Several other bills addressing religion are also before Congress.
They include the Freedom from Religious Persecution Act, which
is intended to aid religious adherents abroad, and the Religious
Freedom Amendment, which would permit prayer on government property
and in schools and courtrooms. It also would allow government
to fund religious organizations and schools. In many cases the
demand for greater religious accommodation is being heard.

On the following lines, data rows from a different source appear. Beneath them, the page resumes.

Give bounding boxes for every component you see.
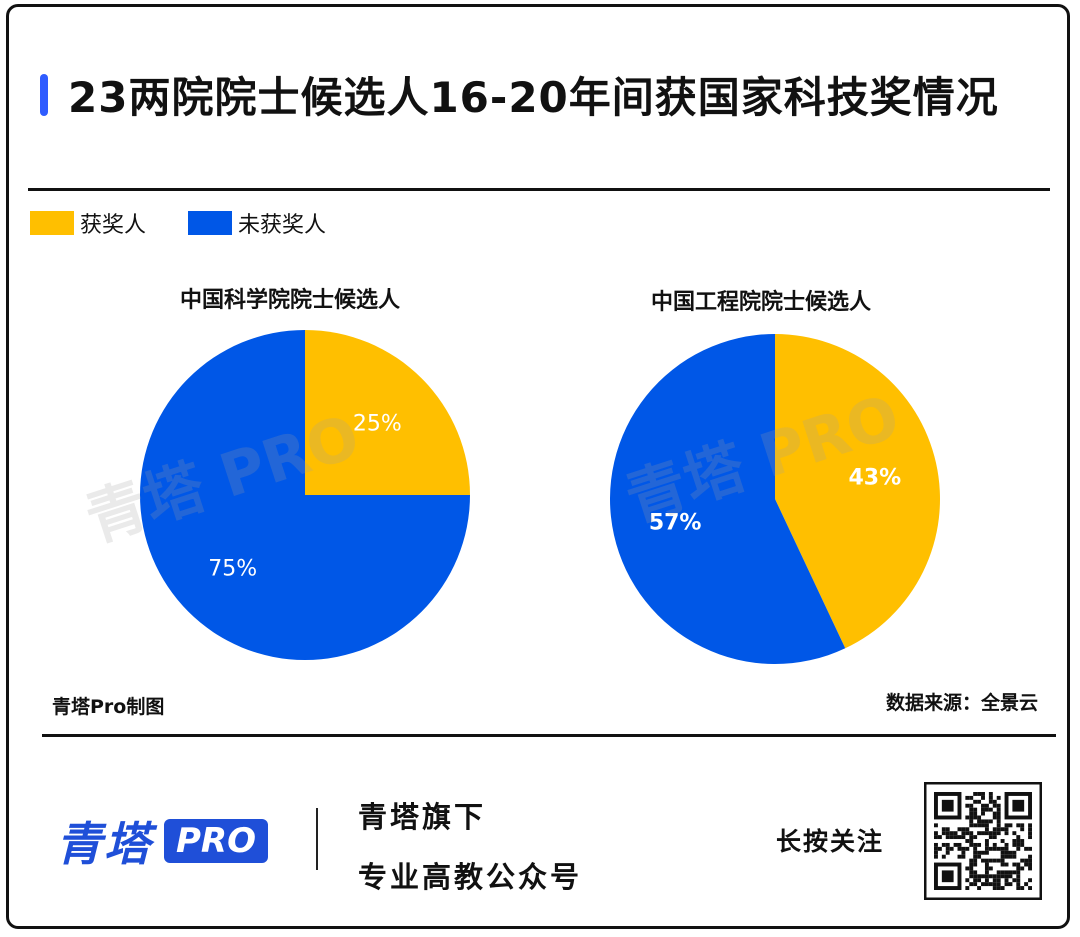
chart-legend: 获奖人 未获奖人 xyxy=(30,208,368,238)
tagline-1: 青塔旗下 xyxy=(358,800,487,834)
legend-item-not-awarded: 未获奖人 xyxy=(188,207,326,239)
brand-pro-badge: PRO xyxy=(164,819,269,863)
brand-separator xyxy=(316,808,318,870)
qr-code-icon[interactable] xyxy=(924,782,1042,900)
pie-slice-not-awarded xyxy=(610,334,846,664)
pie-1-title: 中国科学院院士候选人 xyxy=(180,288,401,313)
pie-data-label: 25% xyxy=(353,412,402,437)
pie-data-label: 43% xyxy=(849,466,902,491)
pie-chart-cae: 43% 57% xyxy=(610,334,940,664)
pie-slice-awarded xyxy=(775,334,940,649)
card-frame xyxy=(6,4,1070,929)
legend-swatch-not-awarded xyxy=(188,211,233,235)
data-source: 数据来源：全景云 xyxy=(885,692,1038,714)
title-accent-bar xyxy=(40,74,48,116)
pie-slice-awarded xyxy=(305,330,470,495)
legend-item-awarded: 获奖人 xyxy=(30,207,146,239)
pie-slice-not-awarded xyxy=(140,330,470,660)
pie-data-label: 75% xyxy=(208,556,257,581)
follow-prompt: 长按关注 xyxy=(776,827,885,856)
pie-2-title: 中国工程院院士候选人 xyxy=(651,290,872,315)
legend-label-awarded: 获奖人 xyxy=(80,213,147,238)
brand-name: 青塔 xyxy=(56,817,152,871)
bottom-divider xyxy=(42,734,1056,737)
legend-label-not-awarded: 未获奖人 xyxy=(238,213,327,238)
pie-data-label: 57% xyxy=(649,510,702,535)
chart-credit: 青塔Pro制图 xyxy=(52,696,165,718)
top-divider xyxy=(28,188,1050,191)
pie-chart-cas: 25% 75% xyxy=(140,330,470,660)
page-title: 23两院院士候选人16-20年间获国家科技奖情况 xyxy=(68,73,999,122)
brand-logo: 青塔 PRO xyxy=(56,808,269,874)
tagline-2: 专业高教公众号 xyxy=(358,860,583,894)
legend-swatch-awarded xyxy=(30,211,74,235)
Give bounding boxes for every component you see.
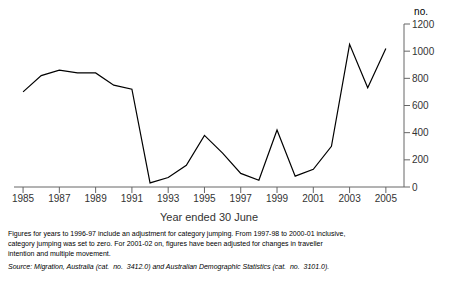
svg-text:1991: 1991 [121,193,144,204]
svg-text:800: 800 [412,73,429,84]
svg-text:1995: 1995 [193,193,216,204]
svg-text:600: 600 [412,100,429,111]
html-text:no.: no. [414,6,428,17]
svg-text:2001: 2001 [302,193,325,204]
svg-text:Year ended 30 June: Year ended 30 June [160,211,258,223]
svg-text:200: 200 [412,154,429,165]
svg-text:2003: 2003 [338,193,361,204]
svg-text:1989: 1989 [85,193,108,204]
svg-text:1000: 1000 [412,46,435,57]
svg-text:1997: 1997 [230,193,253,204]
svg-text:1993: 1993 [157,193,180,204]
svg-text:1200: 1200 [412,19,435,30]
svg-text:0: 0 [412,182,418,193]
html-text:Figures for years to 1996-97 i: Figures for years to 1996-97 include an … [8,230,346,237]
svg-text:1987: 1987 [48,193,71,204]
html-text:category jumping was set to ze: category jumping was set to zero. For 20… [8,240,323,247]
html-text:Source: Migration, Australia (: Source: Migration, Australia (cat. no. 3… [8,263,330,270]
svg-text:2005: 2005 [375,193,398,204]
svg-text:1985: 1985 [12,193,35,204]
svg-text:1999: 1999 [266,193,289,204]
svg-text:400: 400 [412,127,429,138]
html-text:intention and multiple movemen: intention and multiple movement. [8,250,111,257]
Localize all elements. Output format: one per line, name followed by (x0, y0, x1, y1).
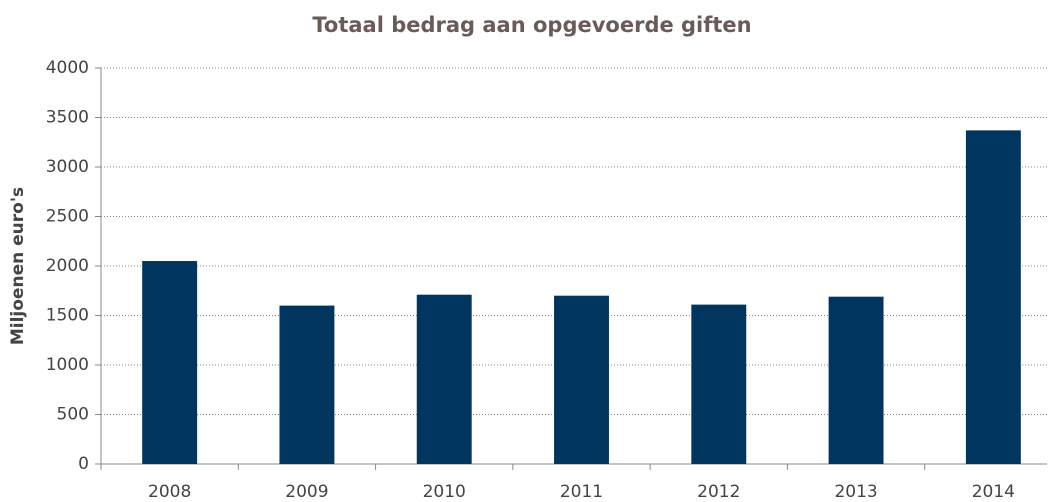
y-tick-label: 1500 (46, 306, 89, 326)
bar (691, 304, 747, 464)
x-tick-label: 2008 (148, 482, 191, 502)
y-tick-label: 2000 (46, 256, 89, 276)
y-tick-label: 0 (78, 454, 89, 474)
bar (965, 130, 1021, 464)
bar (416, 294, 472, 464)
bar (554, 295, 609, 464)
x-tick-label: 2014 (972, 482, 1015, 502)
chart-title: Totaal bedrag aan opgevoerde giften (312, 13, 751, 37)
x-tick-label: 2011 (560, 482, 603, 502)
y-tick-label: 2500 (46, 207, 89, 227)
y-tick-label: 1000 (46, 355, 89, 375)
x-tick-label: 2010 (423, 482, 466, 502)
bar (279, 305, 335, 464)
x-tick-label: 2013 (834, 482, 877, 502)
y-tick-label: 3500 (46, 108, 89, 128)
bar (142, 261, 198, 464)
y-tick-label: 3000 (46, 157, 89, 177)
x-tick-label: 2012 (697, 482, 740, 502)
y-axis-label: Miljoenen euro's (8, 187, 28, 345)
y-tick-label: 500 (57, 405, 89, 425)
y-tick-label: 4000 (46, 58, 89, 78)
bar (828, 296, 884, 464)
x-tick-label: 2009 (285, 482, 328, 502)
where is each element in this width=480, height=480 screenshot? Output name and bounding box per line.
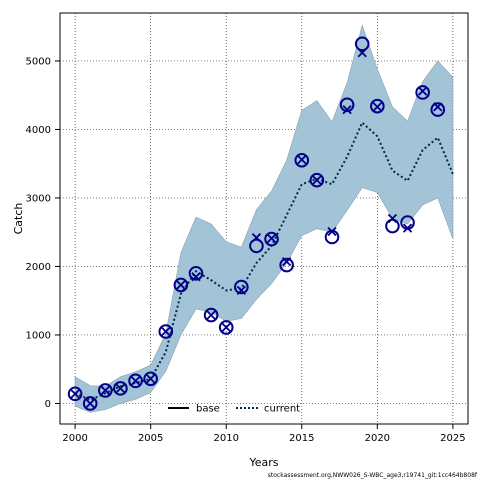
predicted-point (236, 285, 246, 296)
predicted-point (297, 154, 307, 165)
predicted-point (327, 226, 337, 237)
x-tick-label: 2005 (138, 433, 163, 444)
predicted-point (221, 322, 231, 333)
observed-point (294, 152, 310, 168)
predicted-point (357, 48, 367, 58)
x-axis-ticks: 2000 2005 2010 2015 2020 2025 (62, 424, 466, 444)
y-axis-title: Catch (12, 203, 25, 235)
observed-point (98, 383, 113, 398)
predicted-point (206, 310, 216, 320)
x-tick-label: 2015 (289, 433, 314, 444)
observed-point (430, 102, 446, 117)
y-tick-label: 1000 (26, 330, 51, 341)
observed-point (158, 324, 174, 339)
observed-point (203, 307, 219, 323)
confidence-band (74, 24, 454, 413)
observed-point (370, 98, 385, 114)
predicted-point (191, 272, 201, 282)
predicted-point (130, 376, 141, 386)
observed-point (234, 279, 249, 295)
predicted-point (312, 175, 322, 185)
y-tick-label: 0 (45, 399, 51, 410)
predicted-point (387, 213, 398, 224)
observed-point (218, 320, 234, 335)
plot-frame (59, 12, 469, 425)
x-tick-label: 2020 (365, 433, 390, 444)
x-tick-label: 2010 (213, 433, 238, 444)
y-tick-label: 5000 (26, 56, 51, 67)
observed-points (67, 36, 446, 411)
observed-point (354, 36, 370, 52)
predicted-point (418, 86, 428, 96)
observed-point (188, 266, 204, 281)
y-tick-label: 3000 (26, 193, 51, 204)
observed-point (309, 172, 325, 188)
x-tick-label: 2025 (440, 433, 465, 444)
predicted-point (176, 280, 186, 290)
observed-point (415, 85, 430, 100)
observed-point (339, 97, 355, 113)
observed-point (113, 381, 128, 396)
predicted-point (100, 385, 110, 396)
observed-point (128, 373, 143, 389)
predicted-point (282, 257, 292, 267)
predicted-points (70, 48, 443, 409)
x-axis-title: Years (248, 456, 278, 469)
grid (60, 13, 468, 424)
observed-point (143, 371, 158, 387)
confidence-band-area (74, 24, 454, 413)
predicted-point (433, 102, 443, 112)
observed-point (279, 257, 294, 273)
observed-point (82, 396, 98, 411)
y-axis-ticks: 0 1000 2000 3000 4000 5000 (26, 56, 60, 410)
predicted-point (85, 398, 95, 409)
observed-point (173, 277, 189, 293)
legend-base-label: base (196, 404, 220, 415)
observed-point (67, 386, 83, 402)
predicted-point (342, 104, 352, 115)
y-tick-label: 4000 (26, 125, 51, 136)
predicted-point (115, 383, 126, 394)
footer-source-text: stockassessment.org,NWW026_S-WBC_age3,r1… (268, 472, 478, 479)
predicted-point (372, 102, 382, 112)
predicted-point (402, 223, 413, 233)
x-tick-label: 2000 (62, 433, 87, 444)
legend: base current (168, 404, 300, 415)
predicted-point (266, 233, 277, 244)
predicted-point (251, 233, 262, 243)
predicted-point (146, 374, 156, 384)
legend-current-label: current (264, 404, 300, 415)
predicted-point (70, 389, 80, 399)
observed-point (264, 231, 279, 247)
observed-point (249, 238, 264, 254)
y-tick-label: 2000 (26, 262, 51, 273)
predicted-point (161, 326, 171, 337)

Recently, a Raleigh resident was dismissed from her job at
Hudson Belk for wearing a hijab -- the head scarf worn by Muslim
women. After she filed a complaint with the Council on American
Islamic Relations in Washington, the department store reinstated
her, offering her a letter of apology and compensation for 29
missed hours. It also promised to include Islamic dress in diversity
training programs.
"Our problem is not the law," said Ibrahim Hooper,
national communications director for the Council on American Islamic
Relations. "It's the level of education and sensitivity of
the managers and human resource people."
Stout has not had to work Sunday shifts at Novo Nordisk since
November 1996, but he said he still experiences intimidation and
harassment for his religious views and decided a lawsuit was his
last recourse. He was joined in the suit by two employees who
were fired last year for other reasons, Patricia Charnetzky and
Harold Robert Crumley.
A Novo Nordisk official said the company does not discriminate
against employees on the basis of religion. In response to the
Labor Department's investigation, Novo Nordisk has drafted a written
policy on religious accommodation. Stout's attorney, Romallous
Murphy of Greensboro, N.C., acknowledged that such suits are not
easily won under the current law.
"Discrimination suits are very difficult," Murphy
said. "You have individuals going against a large corporation.
But just because it's difficult doesn't mean you don't file them."